Japanese Cheesecake
Japanese Cheesecake

Hello everybody, hope you are having an amazing day today. Today, I’m gonna show you how to prepare a special dish, japanese cheesecake. It is one of my favorites. This time, I am going to make it a little bit tasty. This will be really delicious.

Japanese Cheesecake is one of the most popular of current trending foods on earth. It’s easy, it is quick, it tastes yummy. It’s enjoyed by millions every day. They’re nice and they look wonderful. Japanese Cheesecake is something that I’ve loved my entire life.

Perfect Japanese Cheesecake / cotton cheesecake recipe for a pillowy soft, light-as-air & heavenly cheesecake, no crack top & straight side. Japanese cheesecake has the lowest calories of all cheesecake. Make this and I will guarantee that you will never go back to regular cheesecake again!

To get started with this particular recipe, we must first prepare a few ingredients. You can have japanese cheesecake using 14 ingredients and 10 steps. Here is how you can achieve it.

The ingredients needed to make Japanese Cheesecake:
  1. Get Egg Yolk mixture
  2. Get 250 g cream cheese, Philadelphia
  3. Make ready 150 ml full-cream milk
  4. Prepare 5 egg yolks, from 60 g egg
  5. Make ready 50 g castor sugar
  6. Prepare 50 g cake flour
  7. Prepare 20 g corn flour
  8. Take 30 g unsalted butter
  9. Make ready 1 tsp lemon juice
  10. Prepare Lemon peel from half a lemon
  11. Make ready Meringue
  12. Get 5 egg whites
  13. Get 60 g castor sugar
  14. Prepare 1 tsp lemon juice/ vinegar

Japanese Cheesecake (otherwise called a "Japanese cotton cheesecake" or "jiggly cheesecake") maintains the same tangy sweetness of the popular American dessert but is known for its signature. Chocolate Cotton Cheesecake / Chocolate Japanese CheesecakeRun Away Rice. Fluffy Jiggly Cotton Cheesecake/Japanese CheesecakeI am a Food Blog. Japanese cheesecake is pillowy soft, with cottony texture and soufflé like crumbs.

Instructions to make Japanese Cheesecake:
  1. Preheat oven 150 C.
  2. Double boil the cream cheese and milk over a bain marie. Stir continuously till all are blended well. Remove from fire and stir in the yolks, one at a time. Stir in the butter, sugar, plain & corn flour and lemon peel.
  3. Whip up the egg whites, adding the sugar in 3 separate additions. Add in the lemon juice/ vinegar when adding the sugar for the first time. The meringue should be between soft and stiff peak. Meringue should be firm, dense and glossy.
  4. This is the most crucial step for successful rising of cheesecake as this recipe utilises only the meringue as a leavening agent. Soft peak will cause separation of cheese and egg white. Stiff peak will result in over rising of cake and have a cracked top.
  5. Rest the meringue for 2minutes. Check the meringue by using a spatula and use whisk to mix well in the lowest speed if meringue appears lumpy. Fold in 1/3 of the meringue into the cake batter. It is perfectly okay to sacrifice some volume at this point.
  6. Fold in the remaining meringue in 2 separate additions, using a whisk. Finally check that all flour is well mixed and that there are no lumps of meringue. Fold in any other flour using spatula ensuring batter is folded in from all the sides.
  7. Pour batter into a lined 8” cake pan with a removable bottom. Remove bubbles on the surface by dropping the pan twice onto the worktop from a height of 10 cm.
  8. Wrap the bottom of pan with 2 layers of aluminium foil & place it in a larger pan with hot water. Bake for 50 -65 min (depending on your oven). Do not use fan mode as that dries the cake.
  9. After the cake is baked, leave it in the oven with the door ajar for about 1h. This helps to reduce the shrinkage.
  10. Enjoy! Tastes best after 1 day in the fridge after the cheese flavour develops.
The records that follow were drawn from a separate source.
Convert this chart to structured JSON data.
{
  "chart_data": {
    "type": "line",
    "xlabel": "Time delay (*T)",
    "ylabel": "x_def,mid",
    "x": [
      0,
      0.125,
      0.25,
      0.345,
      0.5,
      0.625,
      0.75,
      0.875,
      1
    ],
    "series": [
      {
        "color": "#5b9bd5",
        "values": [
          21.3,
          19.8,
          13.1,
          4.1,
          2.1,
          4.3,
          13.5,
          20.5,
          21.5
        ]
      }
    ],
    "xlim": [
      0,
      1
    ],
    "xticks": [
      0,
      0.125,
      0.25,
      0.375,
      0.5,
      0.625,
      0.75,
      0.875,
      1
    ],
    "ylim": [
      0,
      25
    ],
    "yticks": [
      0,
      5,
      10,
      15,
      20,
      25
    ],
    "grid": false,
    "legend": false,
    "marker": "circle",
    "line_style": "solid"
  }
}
When it is fresh from the oven, the cake is so soft that it jiggles like soufflé! That is why is called soufflé cheesecake in. This Japanese Cheesecake is the most requested Japanese recipe on Nagi's post 'Request A Recipe!'. It's light, fluffy, moist and less sweet than any other cheesecakes. Is there a dessert more mesmerizing than a Japanese cheesecake?
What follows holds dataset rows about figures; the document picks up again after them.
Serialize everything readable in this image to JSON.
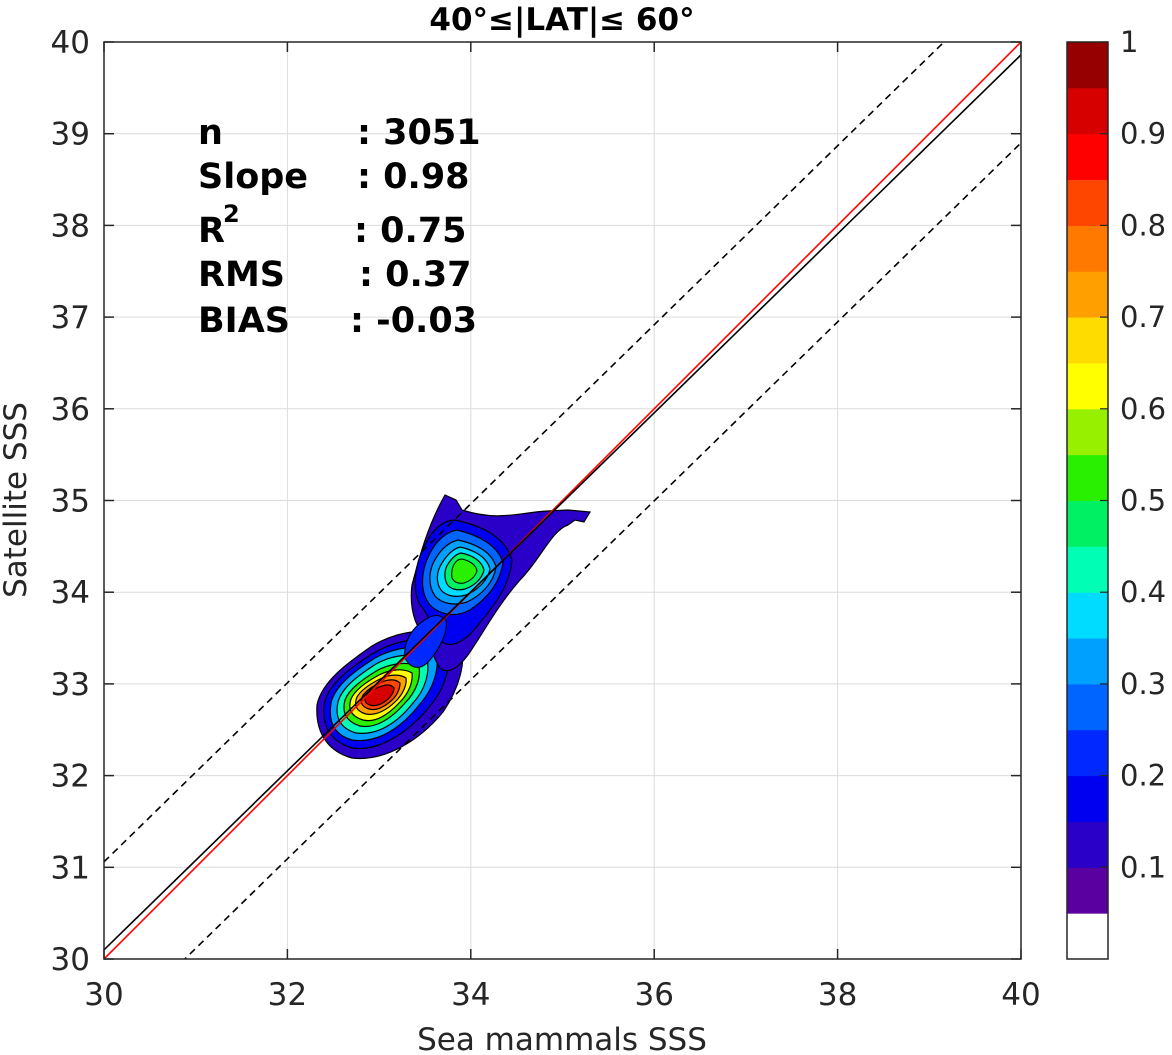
{
  "chart_data": {
    "type": "contour",
    "title": "40°≤|LAT|≤ 60°",
    "xlabel": "Sea mammals  SSS",
    "ylabel": "Satellite SSS",
    "xlim": [
      30,
      40
    ],
    "ylim": [
      30,
      40
    ],
    "x_ticks": [
      "30",
      "32",
      "34",
      "36",
      "38",
      "40"
    ],
    "y_ticks": [
      "30",
      "31",
      "32",
      "33",
      "34",
      "35",
      "36",
      "37",
      "38",
      "39",
      "40"
    ],
    "grid": true,
    "stats": [
      {
        "label": "n",
        "value": ": 3051"
      },
      {
        "label": "Slope",
        "value": ": 0.98"
      },
      {
        "label": "R",
        "superscript": "2",
        "value": ": 0.75"
      },
      {
        "label": "RMS",
        "value": ": 0.37"
      },
      {
        "label": "BIAS",
        "value": ": -0.03"
      }
    ],
    "lines": [
      {
        "style": "solid",
        "color": "#ff0000",
        "x": [
          30,
          40
        ],
        "y": [
          30,
          40
        ]
      },
      {
        "style": "solid",
        "color": "#000000",
        "x": [
          30,
          40
        ],
        "y": [
          30.1,
          39.86
        ]
      },
      {
        "style": "dashed",
        "color": "#000000",
        "x": [
          30,
          40
        ],
        "y": [
          31.06,
          40.82
        ]
      },
      {
        "style": "dashed",
        "color": "#000000",
        "x": [
          30,
          40
        ],
        "y": [
          29.14,
          38.9
        ]
      }
    ],
    "density_peaks": [
      {
        "x": 32.95,
        "y": 32.85,
        "max_level": 1.0
      },
      {
        "x": 33.85,
        "y": 34.25,
        "max_level": 0.5
      }
    ],
    "colorbar": {
      "ticks": [
        "0.1",
        "0.2",
        "0.3",
        "0.4",
        "0.5",
        "0.6",
        "0.7",
        "0.8",
        "0.9",
        "1"
      ],
      "colors": [
        "#ffffff",
        "#5a00a0",
        "#2a00c8",
        "#0000f0",
        "#0028ff",
        "#0064ff",
        "#00a0ff",
        "#00dcff",
        "#00ffb4",
        "#00f064",
        "#28f000",
        "#96f000",
        "#ffff00",
        "#ffdc00",
        "#ffa000",
        "#ff7800",
        "#ff4600",
        "#ff0000",
        "#d70000",
        "#960000"
      ]
    }
  }
}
So that’s going to wrap this up for this exceptional food japanese cheesecake recipe. Thank you very much for reading. I am sure that you can make this at home. There’s gonna be more interesting food at home recipes coming up. Don’t forget to save this site in your browser, and share it to your loved ones, friends and colleague. Thank you for reading, I hope this page becomes “the place to be” when it comes to japanese cheesecake cooking. Go on get cooking!